"How could it be alive?" I argued. I often argue when I know I'm wrong. This time I argued because I wanted to wipe that awful look off my wife's face. "Come on in the living room and relax," I said.


nd then sweet-natured, honey-haired little Lottie did a violent thing. Still staring over my shoulder at the pie tin, she screamed wide-open and ran out of the house. A second later, I heard her start the car out the driveway at 30 miles an hour in reverse. She burned rubber out in front and was gone.

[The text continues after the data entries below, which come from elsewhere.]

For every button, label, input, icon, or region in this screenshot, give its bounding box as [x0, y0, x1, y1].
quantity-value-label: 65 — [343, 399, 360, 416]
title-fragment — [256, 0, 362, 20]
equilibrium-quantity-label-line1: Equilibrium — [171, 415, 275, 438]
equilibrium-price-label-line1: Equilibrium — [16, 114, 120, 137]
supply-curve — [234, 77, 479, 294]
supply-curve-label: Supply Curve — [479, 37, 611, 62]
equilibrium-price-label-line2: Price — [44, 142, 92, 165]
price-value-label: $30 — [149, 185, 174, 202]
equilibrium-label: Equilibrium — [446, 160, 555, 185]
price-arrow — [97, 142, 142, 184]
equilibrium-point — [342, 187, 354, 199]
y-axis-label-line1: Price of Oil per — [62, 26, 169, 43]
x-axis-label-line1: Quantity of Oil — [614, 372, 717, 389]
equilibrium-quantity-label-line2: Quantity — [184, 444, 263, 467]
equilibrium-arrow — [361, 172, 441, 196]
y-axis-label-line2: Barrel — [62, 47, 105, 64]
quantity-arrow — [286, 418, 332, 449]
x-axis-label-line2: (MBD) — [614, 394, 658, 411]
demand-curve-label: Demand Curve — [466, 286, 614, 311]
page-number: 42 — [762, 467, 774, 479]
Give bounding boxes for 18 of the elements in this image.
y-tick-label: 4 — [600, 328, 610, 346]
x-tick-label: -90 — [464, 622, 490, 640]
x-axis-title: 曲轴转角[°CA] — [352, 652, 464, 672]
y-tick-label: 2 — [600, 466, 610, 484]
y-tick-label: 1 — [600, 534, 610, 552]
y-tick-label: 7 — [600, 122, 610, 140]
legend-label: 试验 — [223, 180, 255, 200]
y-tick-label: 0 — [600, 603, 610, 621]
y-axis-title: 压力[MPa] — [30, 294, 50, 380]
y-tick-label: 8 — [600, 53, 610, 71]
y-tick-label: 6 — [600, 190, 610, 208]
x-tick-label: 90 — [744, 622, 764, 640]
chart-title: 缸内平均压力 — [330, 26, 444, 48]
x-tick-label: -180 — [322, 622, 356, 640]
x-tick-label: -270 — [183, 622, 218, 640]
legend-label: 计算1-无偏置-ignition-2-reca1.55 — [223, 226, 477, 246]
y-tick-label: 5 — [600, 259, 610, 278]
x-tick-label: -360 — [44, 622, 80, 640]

I hadn't moved an inch. Because when she screamed, I looked back at the jelly to see why, and the stuff had oozed over the edge and was flowing slowly toward me.

I know a little about Korzybski and how he wanted everybody to make what he called a cortico-thalamic pause whenever they get scared as hell. So I was making this cortico-thalamic pause, which is really counting to ten before you do anything, while Lottie was leaving the house. When I got through with my pause, I jumped backward over my kitchen chair so hard that I must have knocked my head on the tile sink-board.

When I came to, it was after midnight. The kitchen light was still on. Lottie was still gone. I knew it. If she was here, she'd have had me in bed. No matter how much of my employer's product I have sampled, never has Lottie let me sleep it off on the kitchen floor. Her 110 pounds is a match for my 200 in more ways than one, and she takes good care of her man.

Then I realized that this was not a stag beer-bust. There was something about a pot of soap-jelly.

It was still there. A long slug of the half-transparent stuff had strung down off the edge of the table and still hung there like a nasty-looking icicle.

The knob on the back of my head throbbed so much that at first I couldn't figure what was wrong with the air. Then my aching dry throat told me what the matter was. The air was dry like the summer we spent at a dude ranch in Arizona. It made my nostrils crimp, and my tongue felt like a mouthful of wrinkled pepperoni.